1504, febbraio 28, Genova Bartolomeo de Ponte fu Quilico, speziere in Genova, dichiara di essere stato servito bene, con diligenza, fedeltà e buona fede da Gerolamo figlio del defunto Giovanni Rampono, di anni venti e più, che ha prestato servizio con lui come apprendista per oltre sei anni. | AS Ge, Notai antichi, 1200, n. 163. |
Al termine degli anni concordati, il maestro rilascia dinanzi ad un notaio l’attestato di corretta esecuzione dell’apprendistato, necessario perché i consoli procedano all’iscrizione del nuovo artigiano nella matricola dell’Arte. Il tentativo di tenere in bottega il più a lungo possibile un lavorante ormai esperto e senza stipendio rende frequente da parte del maestro l’abuso di procrastinare il momento del rilascio dell’attestato, significativamente chiamato liberatio famuli (liberazione dell’apprendista).

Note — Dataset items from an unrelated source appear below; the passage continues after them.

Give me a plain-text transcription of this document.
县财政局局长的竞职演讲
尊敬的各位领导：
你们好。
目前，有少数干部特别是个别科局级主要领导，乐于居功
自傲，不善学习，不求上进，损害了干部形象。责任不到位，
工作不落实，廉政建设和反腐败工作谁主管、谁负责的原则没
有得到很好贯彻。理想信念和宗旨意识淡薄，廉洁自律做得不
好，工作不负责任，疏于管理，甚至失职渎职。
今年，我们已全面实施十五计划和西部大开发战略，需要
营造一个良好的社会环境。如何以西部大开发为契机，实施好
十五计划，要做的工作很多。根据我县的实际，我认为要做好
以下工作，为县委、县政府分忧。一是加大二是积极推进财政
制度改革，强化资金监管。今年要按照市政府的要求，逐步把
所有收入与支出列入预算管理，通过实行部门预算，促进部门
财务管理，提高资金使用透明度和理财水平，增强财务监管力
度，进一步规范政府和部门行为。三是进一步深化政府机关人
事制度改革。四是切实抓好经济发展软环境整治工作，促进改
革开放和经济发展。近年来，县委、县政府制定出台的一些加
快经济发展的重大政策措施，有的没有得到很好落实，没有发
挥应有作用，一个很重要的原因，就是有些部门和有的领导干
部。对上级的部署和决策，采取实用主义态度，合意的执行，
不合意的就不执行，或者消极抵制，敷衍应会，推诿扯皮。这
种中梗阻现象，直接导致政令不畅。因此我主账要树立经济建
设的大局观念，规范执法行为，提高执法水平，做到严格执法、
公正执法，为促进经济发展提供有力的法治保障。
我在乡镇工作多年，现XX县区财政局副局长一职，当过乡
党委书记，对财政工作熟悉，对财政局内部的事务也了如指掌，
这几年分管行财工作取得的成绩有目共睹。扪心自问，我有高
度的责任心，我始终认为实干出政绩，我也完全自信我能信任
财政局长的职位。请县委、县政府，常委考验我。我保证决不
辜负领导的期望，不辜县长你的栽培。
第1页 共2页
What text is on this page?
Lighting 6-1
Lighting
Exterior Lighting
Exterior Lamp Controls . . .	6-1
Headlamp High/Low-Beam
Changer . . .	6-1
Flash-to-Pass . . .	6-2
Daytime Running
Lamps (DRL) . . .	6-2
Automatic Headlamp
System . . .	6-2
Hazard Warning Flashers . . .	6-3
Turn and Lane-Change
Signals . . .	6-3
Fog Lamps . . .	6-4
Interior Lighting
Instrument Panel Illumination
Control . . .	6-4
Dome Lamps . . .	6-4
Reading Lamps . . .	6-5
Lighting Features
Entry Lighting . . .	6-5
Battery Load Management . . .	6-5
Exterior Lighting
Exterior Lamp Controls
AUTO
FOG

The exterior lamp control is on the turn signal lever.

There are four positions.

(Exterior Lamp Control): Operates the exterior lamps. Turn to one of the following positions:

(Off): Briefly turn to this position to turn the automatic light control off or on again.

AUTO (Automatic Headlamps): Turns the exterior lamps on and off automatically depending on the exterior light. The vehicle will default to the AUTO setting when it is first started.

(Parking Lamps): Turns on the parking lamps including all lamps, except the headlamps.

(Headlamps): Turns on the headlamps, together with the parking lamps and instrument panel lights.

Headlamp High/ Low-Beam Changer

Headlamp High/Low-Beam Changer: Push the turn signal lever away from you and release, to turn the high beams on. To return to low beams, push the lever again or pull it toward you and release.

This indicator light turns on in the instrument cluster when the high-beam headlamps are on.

In tale occasione è frequente che venga versata dal maestro una sorta di buonuscita, che può consistere nel dono degli attrezzi del mestiere (ferra solita: per i tessitori si tratta del telaio) o di capi di vestiario in più rispetto a quelli forniti durante l’apprendistato o di merci prodotte nella bottega stessa (pezze di tessuto o altro). Se a volte il rapporto con il maestro si rivela conflittuale, non è infrequente che porti al consolidarsi di rapporti di affetto, che inducono il nuovo artigiano a restare nella bottega come socio ed a diventarne con il tempo il nuovo titolare, dopo aver sposato una delle fanciulle di casa.
Con l’ingresso nell’Arte, il giovane entra di diritto in una associazione di mestiere che, a fronte dell’obbedienza a regole comuni, protegge i suoi componenti dalle difficoltà della vita (si presta soccorso alle vedove ed agli orfani degli altri iscritti nella matricola dell’Arte) e dalla concorrenza esterna.
1340
Statuti della Compagnia dei Caravana
AS Ge, Compagnia dei Caravana, codice A
La Compagnia dei Caravana venne fondata nel XIV secolo come associazione degli scaricatori delle navi ai quali il Comune di Genova aveva concesso il privilegio di operare nei pontili di Banchi, del pedaggio e della calcina. I soci, esponenti delle maestranze specializzate chiamate dal governo genovese a vivere e lavorare in città, provenivano dall’attuale provincia di Bergamo, in particolare dalla Valle Brembana e dal Lago Maggiore. Nel 1487 l’appartenenza a questi territori venne formalizzata come requisito necessario per l’associazione alla Compagnia; questo provvedimento, insieme con l’obbligo, risalente al 1695, dell’attestazione della fede battesimale, ebbe come conseguenza fino al 1848 il ritorno delle mogli dei Caravana nei luoghi d’origine al momento del parto. La Compagnia fu sciolta a seguito del decreto ministeriale del 12 febbraio 1952.
Come tradizione dell’epoca, lo statuto della Confraria e Caritay de Sancta Maria de lo Carme prevedeva per gli associati una serie di obblighi di natura patrimoniale, religiosa e assistenziale e le relative multe da applicare ai contravventori. Nel 1381 la Compagnia disponeva nell’Ospedale di Santa Maria Maddalena di cinque letti, in seguito portati a sette, forniti di materassi, coperte e cuscini di piume. La cappella dei Caravana, nella quale avevano l’obbligo di ascoltare la messa, si trovava nella Chiesa di Santa Maria del Carmine ed era intitolata alla Santa Croce.
L’Archivio di Stato di Genova conserva quanto rimasto dell’archivio dei Caravana: sei manoscritti, tre dei quali membranacei, che riportano Statuti, sentenze ed atti diversi della Compagnia dal 1340 al 1843.